Who is Esther Gordillo and how did she win Congress, you ask? Give me a moment for that issue. First, we have some quasi-official Congressional results. The preliminary estimates appear to have been remarkably inaccurate. (Diego Valle, can you explain that?)
In the Senate, the PRI-Green alliance has picked up 48 senators directly and 13 seats via P.R., for a total of 61, four short of a majority. In the House, the PRI-Green alliance has taken 157 districts plus 83 party-list seats. That is eleven seats shy of a majority. (It is also a full twenty districts less than the preliminary post-election count.)
The New Alliance Party (aka “Panal”) won another ten P.R. seats. If the PRI can convince the Panal to support them, that would provide 250 votes.
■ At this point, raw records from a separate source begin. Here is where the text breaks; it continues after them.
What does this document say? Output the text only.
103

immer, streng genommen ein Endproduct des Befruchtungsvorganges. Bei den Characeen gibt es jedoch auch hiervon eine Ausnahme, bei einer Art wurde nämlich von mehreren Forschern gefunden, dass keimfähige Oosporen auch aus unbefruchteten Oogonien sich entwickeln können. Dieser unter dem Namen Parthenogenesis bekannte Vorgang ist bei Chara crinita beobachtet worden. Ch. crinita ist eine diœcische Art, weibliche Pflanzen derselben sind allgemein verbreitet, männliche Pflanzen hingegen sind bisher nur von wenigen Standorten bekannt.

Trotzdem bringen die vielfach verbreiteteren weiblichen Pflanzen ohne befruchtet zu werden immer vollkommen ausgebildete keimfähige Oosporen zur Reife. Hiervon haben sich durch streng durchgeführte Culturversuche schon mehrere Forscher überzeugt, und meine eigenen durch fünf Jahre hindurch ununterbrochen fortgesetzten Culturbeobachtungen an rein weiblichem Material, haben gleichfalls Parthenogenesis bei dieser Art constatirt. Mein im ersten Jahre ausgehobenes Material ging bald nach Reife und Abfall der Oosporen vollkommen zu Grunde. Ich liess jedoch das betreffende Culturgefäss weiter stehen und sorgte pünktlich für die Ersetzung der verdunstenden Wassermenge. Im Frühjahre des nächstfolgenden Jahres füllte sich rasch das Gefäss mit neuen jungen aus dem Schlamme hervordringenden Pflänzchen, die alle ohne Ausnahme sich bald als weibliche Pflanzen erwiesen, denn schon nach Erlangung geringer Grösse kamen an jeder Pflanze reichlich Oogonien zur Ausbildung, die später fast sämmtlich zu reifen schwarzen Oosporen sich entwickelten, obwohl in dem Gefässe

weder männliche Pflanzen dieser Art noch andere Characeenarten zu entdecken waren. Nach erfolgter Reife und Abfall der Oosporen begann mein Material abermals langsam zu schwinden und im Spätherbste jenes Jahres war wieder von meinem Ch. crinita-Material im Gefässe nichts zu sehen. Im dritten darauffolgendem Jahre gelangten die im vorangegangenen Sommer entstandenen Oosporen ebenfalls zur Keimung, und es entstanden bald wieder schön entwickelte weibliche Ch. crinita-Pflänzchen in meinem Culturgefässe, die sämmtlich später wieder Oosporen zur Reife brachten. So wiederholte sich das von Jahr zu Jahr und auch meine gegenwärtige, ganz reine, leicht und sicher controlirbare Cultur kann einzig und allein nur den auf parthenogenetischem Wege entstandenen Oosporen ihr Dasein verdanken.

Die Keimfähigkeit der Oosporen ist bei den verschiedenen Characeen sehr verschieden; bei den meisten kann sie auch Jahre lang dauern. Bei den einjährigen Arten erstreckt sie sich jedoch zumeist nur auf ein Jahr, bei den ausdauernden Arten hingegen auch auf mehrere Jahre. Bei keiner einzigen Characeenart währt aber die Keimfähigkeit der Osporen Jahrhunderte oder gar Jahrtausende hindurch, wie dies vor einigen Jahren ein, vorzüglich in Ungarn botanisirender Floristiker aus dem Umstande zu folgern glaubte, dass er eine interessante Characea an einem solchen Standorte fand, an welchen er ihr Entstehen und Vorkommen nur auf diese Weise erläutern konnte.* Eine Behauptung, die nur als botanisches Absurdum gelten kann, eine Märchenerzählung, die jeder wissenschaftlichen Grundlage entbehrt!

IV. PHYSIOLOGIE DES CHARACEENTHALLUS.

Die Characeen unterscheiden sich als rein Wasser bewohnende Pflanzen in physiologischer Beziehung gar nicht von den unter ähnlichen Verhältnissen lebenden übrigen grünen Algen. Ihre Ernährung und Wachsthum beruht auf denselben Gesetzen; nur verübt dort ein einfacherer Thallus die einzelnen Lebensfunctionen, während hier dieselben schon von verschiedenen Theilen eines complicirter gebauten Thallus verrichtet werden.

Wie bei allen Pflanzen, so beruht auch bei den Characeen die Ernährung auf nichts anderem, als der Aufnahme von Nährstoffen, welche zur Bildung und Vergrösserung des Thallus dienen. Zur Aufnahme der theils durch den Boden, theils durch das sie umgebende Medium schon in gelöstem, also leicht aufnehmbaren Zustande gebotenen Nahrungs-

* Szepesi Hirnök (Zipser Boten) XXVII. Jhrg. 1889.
Now 250 votes aren’t quite enough for a majority. The Mexican constitution contains no tie-breaking provisions. Article 142 of the House internal rules states only that in the event of a tie, the House will immediately vote again.
If still tied, they vote again the next day, at which point that’s it. (Unless the matter is really pressing, in which case they will hope for a miracle, or something. Really! Go read the rules at the above link.) So the PRI will need 251 votes to pass legislation through the lower house. With the Panal plus one independent or PAN defector, they will have it.
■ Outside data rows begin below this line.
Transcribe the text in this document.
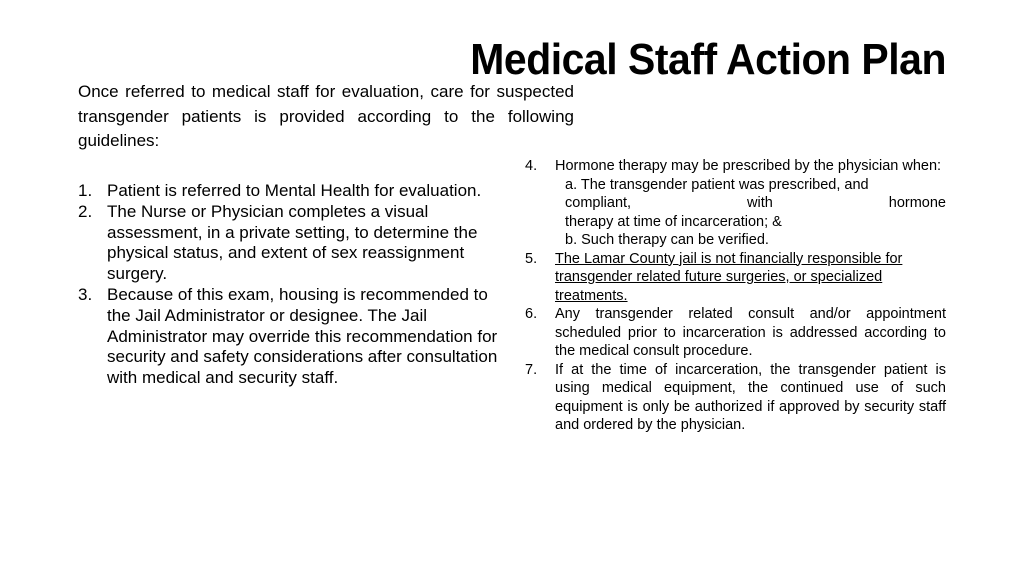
Medical Staff Action Plan
Once referred to medical staff for evaluation, care for suspected transgender patients is provided according to the following guidelines:
1. Patient is referred to Mental Health for evaluation.
2. The Nurse or Physician completes a visual assessment, in a private setting, to determine the physical status, and extent of sex reassignment surgery.
3. Because of this exam, housing is recommended to the Jail Administrator or designee. The Jail Administrator may override this recommendation for security and safety considerations after consultation with medical and security staff.
4.	Hormone therapy may be prescribed by the physician when:
a. The transgender patient was prescribed, and
compliant, with hormone
therapy at time of incarceration; &
b. Such therapy can be verified.
5.	The Lamar County jail is not financially responsible for transgender related future surgeries, or specialized treatments.
6.	Any transgender related consult and/or appointment scheduled prior to incarceration is addressed according to the medical consult procedure.
7.	If at the time of incarceration, the transgender patient is using medical equipment, the continued use of such equipment is only be authorized if approved by security staff and ordered by the physician.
Which brings us to Elba Esther Gordillo and the Panal. Gordillo heads the national teachers union (SNTE). Now, I am aware that Republicans like to prattle on about the power of the teachers unions in the United States. That is because Republicans do not know what a real union looks like. Gordillo is immensely powerful, and immensely corrupt. Frex, on an official salary of $26,910 a year she somehow bought a house in San Diego for $1.7 million, in the same neighborhood as Mitt Romney.
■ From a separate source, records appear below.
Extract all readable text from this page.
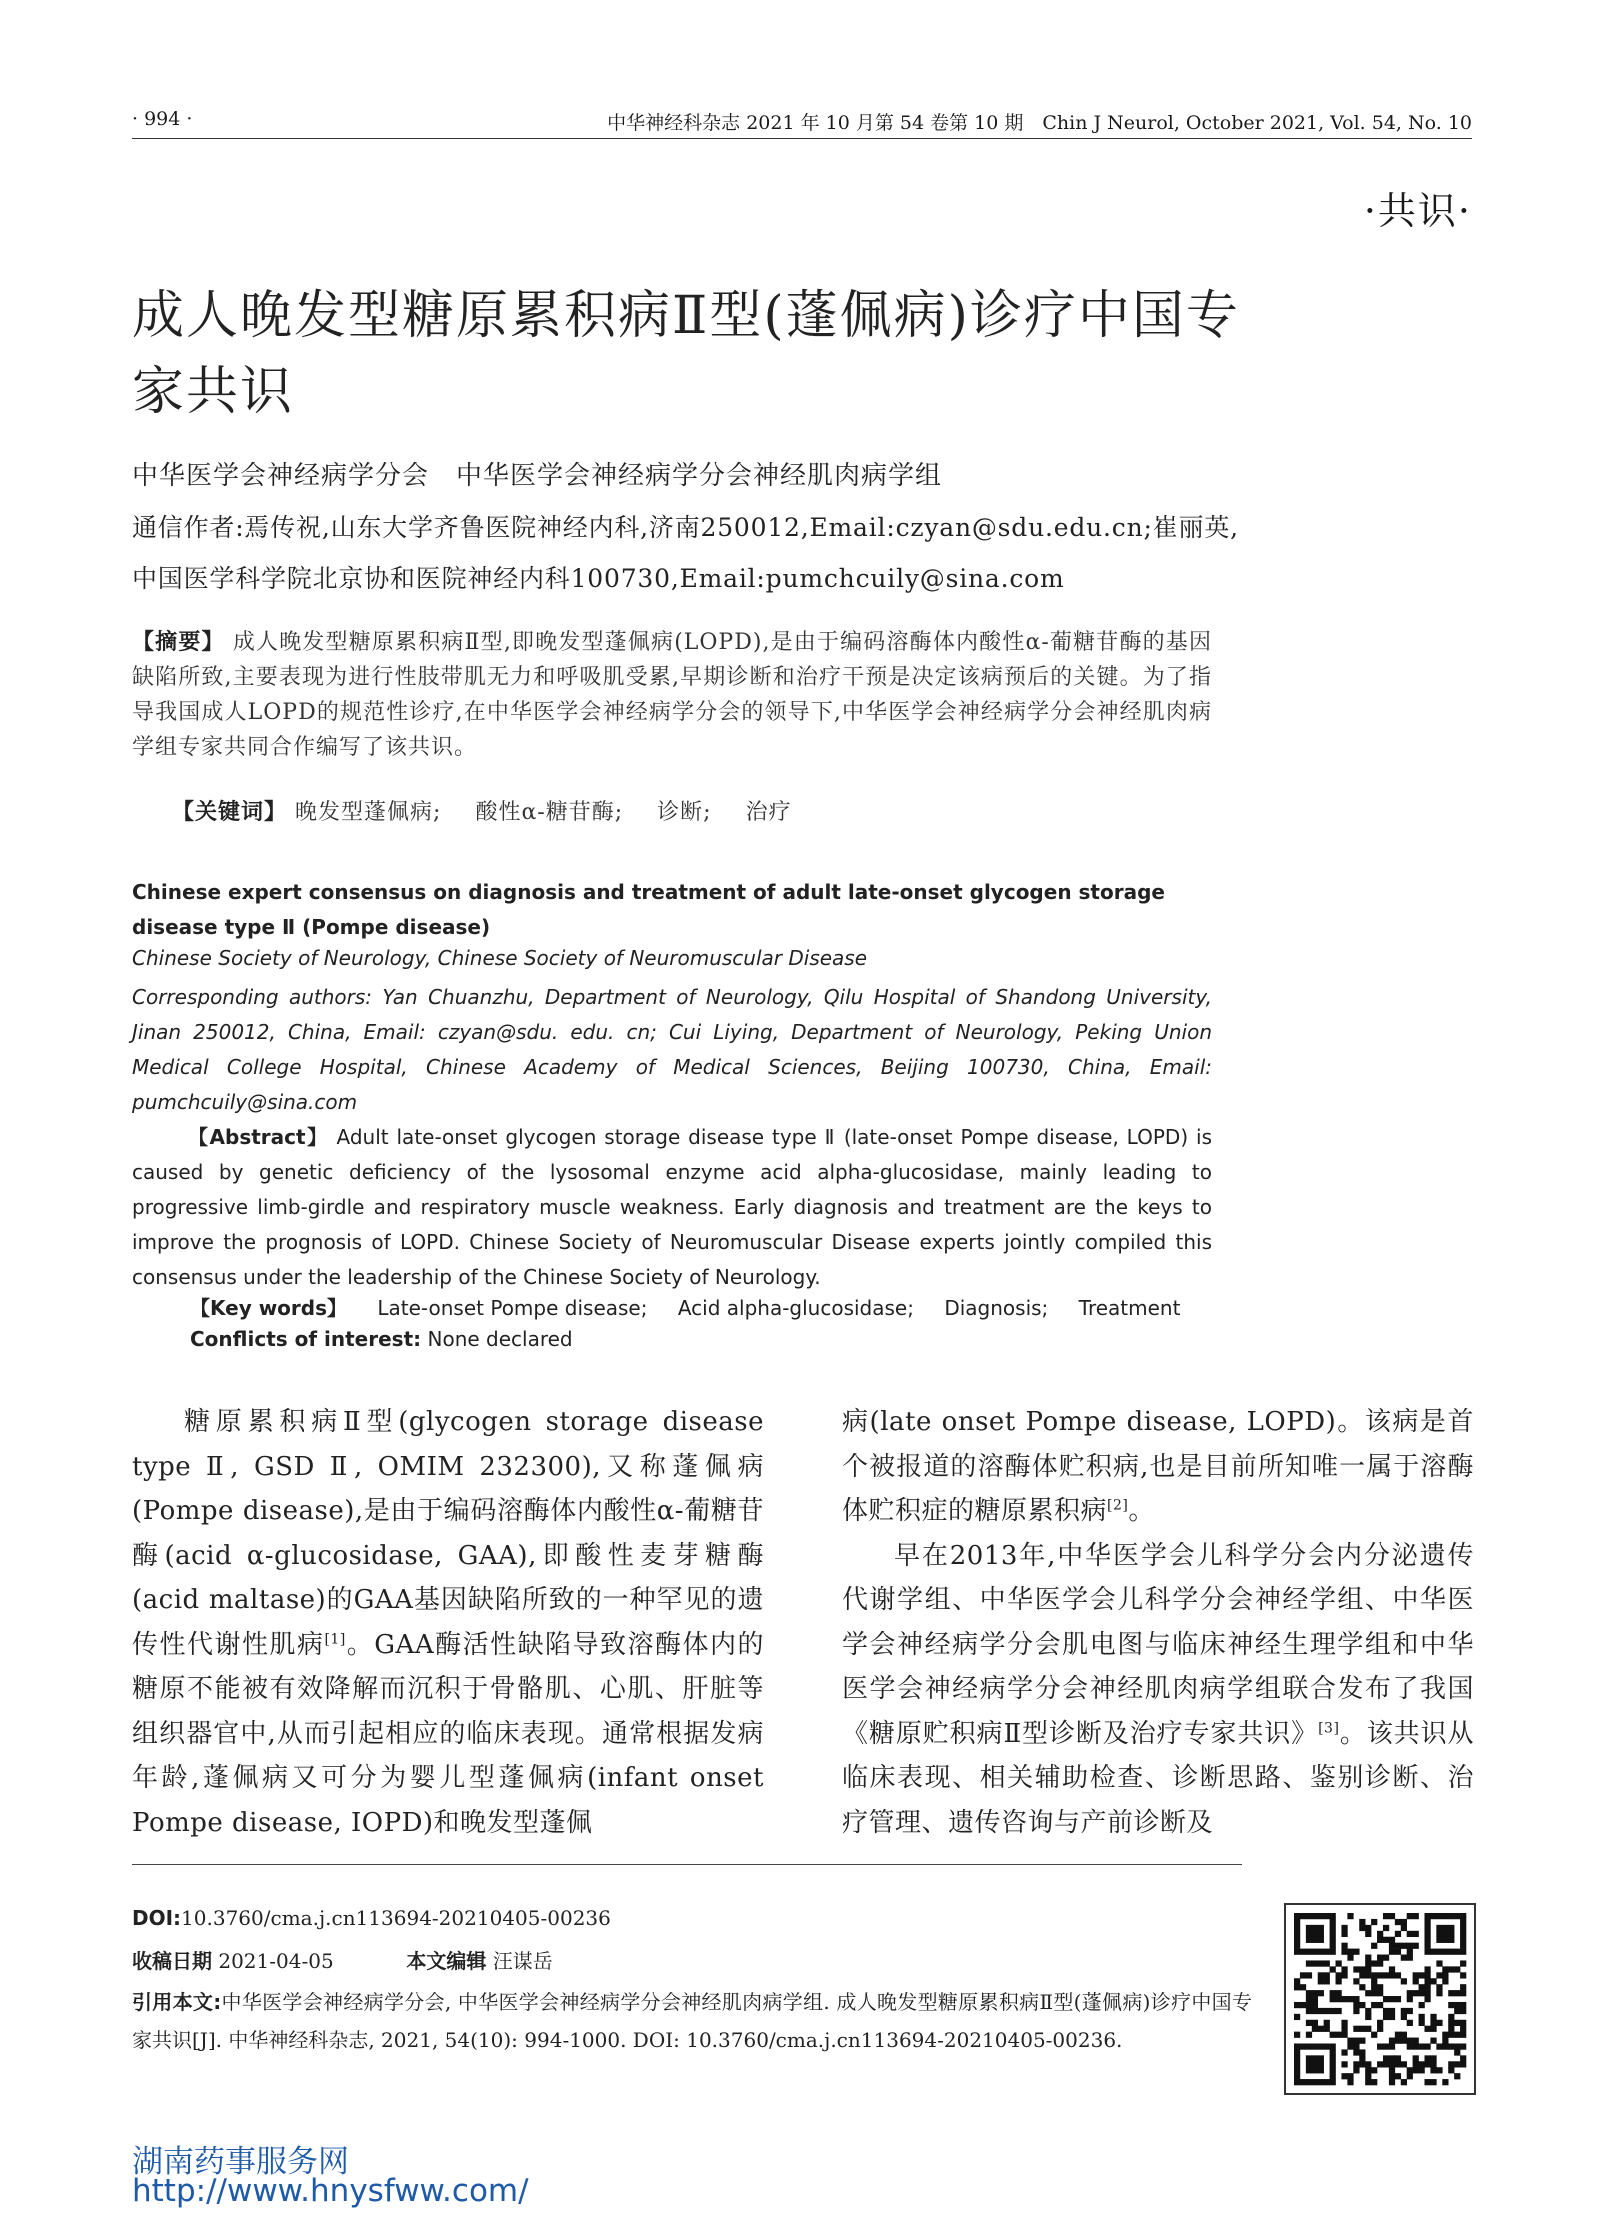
· 994 ·	中华神经科杂志 2021 年 10 月第 54 卷第 10 期　Chin J Neurol, October 2021, Vol. 54, No. 10
·共识·
成人晚发型糖原累积病Ⅱ型(蓬佩病)诊疗中国专家共识
中华医学会神经病学分会　中华医学会神经病学分会神经肌肉病学组
通信作者:焉传祝,山东大学齐鲁医院神经内科,济南250012,Email:czyan@sdu.edu.cn;崔丽英,中国医学科学院北京协和医院神经内科100730,Email:pumchcuily@sina.com
【摘要】 成人晚发型糖原累积病Ⅱ型,即晚发型蓬佩病(LOPD),是由于编码溶酶体内酸性α-葡糖苷酶的基因缺陷所致,主要表现为进行性肢带肌无力和呼吸肌受累,早期诊断和治疗干预是决定该病预后的关键。为了指导我国成人LOPD的规范性诊疗,在中华医学会神经病学分会的领导下,中华医学会神经病学分会神经肌肉病学组专家共同合作编写了该共识。
【关键词】 晚发型蓬佩病; 酸性α-糖苷酶; 诊断; 治疗
Chinese expert consensus on diagnosis and treatment of adult late-onset glycogen storage disease type Ⅱ (Pompe disease)
Chinese Society of Neurology, Chinese Society of Neuromuscular Disease
Corresponding authors: Yan Chuanzhu, Department of Neurology, Qilu Hospital of Shandong University, Jinan 250012, China, Email: czyan@sdu. edu. cn; Cui Liying, Department of Neurology, Peking Union Medical College Hospital, Chinese Academy of Medical Sciences, Beijing 100730, China, Email: pumchcuily@sina.com
【Abstract】 Adult late-onset glycogen storage disease type Ⅱ (late-onset Pompe disease, LOPD) is caused by genetic deficiency of the lysosomal enzyme acid alpha-glucosidase, mainly leading to progressive limb-girdle and respiratory muscle weakness. Early diagnosis and treatment are the keys to improve the prognosis of LOPD. Chinese Society of Neuromuscular Disease experts jointly compiled this consensus under the leadership of the Chinese Society of Neurology.
【Key words】 Late-onset Pompe disease; Acid alpha-glucosidase; Diagnosis; Treatment
Conflicts of interest: None declared

糖原累积病Ⅱ型(glycogen storage disease type Ⅱ, GSD Ⅱ, OMIM 232300),又称蓬佩病(Pompe disease),是由于编码溶酶体内酸性α-葡糖苷酶(acid α-glucosidase, GAA),即酸性麦芽糖酶(acid maltase)的GAA基因缺陷所致的一种罕见的遗传性代谢性肌病[1]。GAA酶活性缺陷导致溶酶体内的糖原不能被有效降解而沉积于骨骼肌、心肌、肝脏等组织器官中,从而引起相应的临床表现。通常根据发病年龄,蓬佩病又可分为婴儿型蓬佩病(infant onset Pompe disease, IOPD)和晚发型蓬佩

病(late onset Pompe disease, LOPD)。该病是首个被报道的溶酶体贮积病,也是目前所知唯一属于溶酶体贮积症的糖原累积病[2]。

早在2013年,中华医学会儿科学分会内分泌遗传代谢学组、中华医学会儿科学分会神经学组、中华医学会神经病学分会肌电图与临床神经生理学组和中华医学会神经病学分会神经肌肉病学组联合发布了我国《糖原贮积病Ⅱ型诊断及治疗专家共识》[3]。该共识从临床表现、相关辅助检查、诊断思路、鉴别诊断、治疗管理、遗传咨询与产前诊断及

DOI:10.3760/cma.j.cn113694-20210405-00236
收稿日期 2021-04-05	本文编辑 汪谋岳
引用本文:中华医学会神经病学分会, 中华医学会神经病学分会神经肌肉病学组. 成人晚发型糖原累积病Ⅱ型(蓬佩病)诊疗中国专家共识[J]. 中华神经科杂志, 2021, 54(10): 994-1000. DOI: 10.3760/cma.j.cn113694-20210405-00236.
湖南药事服务网
http://www.hnysfww.com/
The SNTE was part of the PRI machine, but split in 2006 to support the PAN. As part of that split, the union created its own political party, the Panal. Lest there be some confusion, Patrick Corcoran reminds us that the top two positions in the Panal bureaucracy went respectively to Gordillo’s daughter and Gordillo’s personal secretary. Gordillo could have just thrown her votes to the PAN directly, but creating a party gave her more flexibility ... and access to federal election subsidies. Panal did not run a presidential candidate in ‘06, but it did picked up nine seats in the House and elected one senator.
This year, Panal ran its own candidate for president, the hapless and vaguely hipster-looking Gabriel Quadri. The reason was to leave Gordillo’s options open for post-election negotiations. The SNTE has 1.2 million members and managed to pull in about that many votes for Quadri, plus 1.7 million votes for the Panal’s congressional slate, enough for ten deputies and a senator.
Now, my prediction is that given its internal splits, the PAN will not resort to a Republican-style strategy of unified opposition. That will reduce Gordillo’s leverage. That said, she will be the PRI’s easiest route to a working majority in the lower house, giving her something close to a veto. In other words, it is probably the best possible result from La Maestra’s point of view.
But it is a bad result for Mexico. Not the worst, but bad. For those who still wonder why (the $1.7 million house wasn’t enough?) read this article from the Economist.
Ms. Gordillo is not the sort of person you want in a position of power, and this election gives her more power.